Șerban Savu est né en 1978 à Sighișoara (Roumanie). Il vit et travaille à Cluj.
En 2001, il fréquente l’Université d’art et de design de Cluj (Roumanie), il obtient ensuite une bourse de recherche post-universitaire de deux ans à Venise.
Șerbann Savu appartient au groupe de peintres, connus sous le nom d’école de Cluj, qui émergèrent au début des années 2000 en Roumanie en compagnie d’Adrian Ghenie, Mircea Cantor, Ciprian Muresan, Mircea Suciu et quelques autres.
Romantisme et social réalisme poétique
Șerban Savu, qui a grandi pendant le renversement du communisme, nous offre une mise à jour anti-héroïque du réalisme socialiste. Les œuvres de Savu dépeignent cette transition difficile d’une manière à la fois romantique et mélancolique. Il pratique un “style” réaliste aux formes simplifiées qui renvoie au réalisme socialiste, en outre les motifs employés sont pour la plupart d’ordre social et décrivent avec désenchantement la transition du communisme à une économie de marché et des valeurs propres aux démocraties occidentales actuelles dominées par le néolibéralisme. Ces peintures témoignent d’une époque aujourd’hui révolue, et évoquent les rêves de l’utopie communiste : ces paysages urbains, qui semblaient ouvrir la voie à un avenir radieux, sont en quelques années devenus des reliques. Le peintre documente les vestiges de l’ère communiste comme des traces non seulement de leur histoire, mais aussi comme une partie de leur identité et de l’héritage compliqué pour la nouvelle génération de Roumains.

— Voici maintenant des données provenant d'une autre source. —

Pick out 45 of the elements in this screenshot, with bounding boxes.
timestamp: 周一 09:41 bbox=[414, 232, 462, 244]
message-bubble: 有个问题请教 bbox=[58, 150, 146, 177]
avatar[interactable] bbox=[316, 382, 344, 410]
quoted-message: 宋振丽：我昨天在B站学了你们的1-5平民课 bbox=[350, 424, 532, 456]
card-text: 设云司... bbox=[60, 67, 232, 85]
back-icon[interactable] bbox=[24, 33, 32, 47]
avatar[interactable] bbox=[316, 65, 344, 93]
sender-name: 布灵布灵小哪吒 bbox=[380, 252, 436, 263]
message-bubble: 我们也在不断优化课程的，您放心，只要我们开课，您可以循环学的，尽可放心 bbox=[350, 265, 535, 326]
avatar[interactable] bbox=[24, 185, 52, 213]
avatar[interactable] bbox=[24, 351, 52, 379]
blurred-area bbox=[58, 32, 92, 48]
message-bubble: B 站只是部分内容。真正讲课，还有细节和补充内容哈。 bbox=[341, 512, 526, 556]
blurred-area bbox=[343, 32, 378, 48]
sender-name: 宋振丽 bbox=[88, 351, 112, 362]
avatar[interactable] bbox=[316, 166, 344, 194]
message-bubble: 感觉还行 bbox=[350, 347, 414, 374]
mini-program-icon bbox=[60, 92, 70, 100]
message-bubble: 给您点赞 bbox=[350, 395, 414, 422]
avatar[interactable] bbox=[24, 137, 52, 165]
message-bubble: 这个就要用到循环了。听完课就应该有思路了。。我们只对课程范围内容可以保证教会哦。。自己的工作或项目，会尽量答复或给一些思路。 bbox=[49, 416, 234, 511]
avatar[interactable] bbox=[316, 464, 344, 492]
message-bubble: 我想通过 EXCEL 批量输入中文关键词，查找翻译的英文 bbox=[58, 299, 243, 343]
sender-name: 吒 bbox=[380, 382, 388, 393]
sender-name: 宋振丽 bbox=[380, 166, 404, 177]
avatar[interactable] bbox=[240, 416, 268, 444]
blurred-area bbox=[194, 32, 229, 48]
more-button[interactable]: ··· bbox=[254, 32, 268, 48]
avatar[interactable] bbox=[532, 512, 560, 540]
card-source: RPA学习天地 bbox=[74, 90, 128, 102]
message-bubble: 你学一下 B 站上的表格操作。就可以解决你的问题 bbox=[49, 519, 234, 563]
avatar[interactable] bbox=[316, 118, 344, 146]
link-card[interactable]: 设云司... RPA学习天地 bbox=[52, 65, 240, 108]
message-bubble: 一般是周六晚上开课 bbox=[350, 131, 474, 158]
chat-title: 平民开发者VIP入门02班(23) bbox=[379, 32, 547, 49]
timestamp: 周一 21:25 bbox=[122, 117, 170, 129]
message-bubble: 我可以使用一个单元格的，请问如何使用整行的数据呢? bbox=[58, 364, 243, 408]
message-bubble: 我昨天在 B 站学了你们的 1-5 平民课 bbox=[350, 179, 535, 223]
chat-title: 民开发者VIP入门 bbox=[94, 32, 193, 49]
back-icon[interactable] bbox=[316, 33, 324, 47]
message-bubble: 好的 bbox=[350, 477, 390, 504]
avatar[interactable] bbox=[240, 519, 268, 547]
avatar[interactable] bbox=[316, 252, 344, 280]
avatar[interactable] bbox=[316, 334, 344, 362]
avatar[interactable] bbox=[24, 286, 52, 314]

Usines abandonnées, structures communistes ou vieilles voitures sont placées au sein d’un décor de la Roumanie contemporaine, où la vie semble se poursuivre sous différentes formes. La plupart du temps il s’agit de vastes paysages post-industriels, dans lesquels les protagonistes se promènent, nagent ou se livrent à des activités quotidiennes. Elles dépeignent en général des personnes solitaires, capturées à mi-distance, isolées et concentrées sur une action spécifique. Quant aux scènes d’intérieur, elles dévoilent des personnages ignorant notre regard, absorbés dans leurs tâches.
Șerban Savu développe une esthétique de ruine contemporaine, une fois l’utopie partie. Le peintre se réfère aussi volontiers dans son discours à Ionesco. Dans une seconde lecture, il critique la passivité et le manque de réaction de ses congénères, semblant toujours dans l’attente. Pour rendre palpable cette atmosphère, il élimine les détails et s’inspire de la lumière spécifique de son atelier.
Contexte sociologique et moment de l’histoire
La peinture de Șerban Savu décrit un contexte sociologique et un moment de l’histoire. C’est pourquoi elle pourrait passer pour descriptive. Pourtant si la manière évoque le réalisme socialiste par ses personnages simplifiés et “cubo-naïfs”, on ne peut se départir d’un puissant sentiment d’irréalité devant les scènes nimbées d’une lumière iridescente que le peintre donne à chacune de ses toiles.
Ses œuvres évoquent à la fois les toiles des Impressionnistes, mais font également écho aux œuvres de Jean-François Millet, Pieter Bruegel ou Edward Hopper, dans cette faculté à capturer un moment singulier, à suspendre le temps pour un court instant.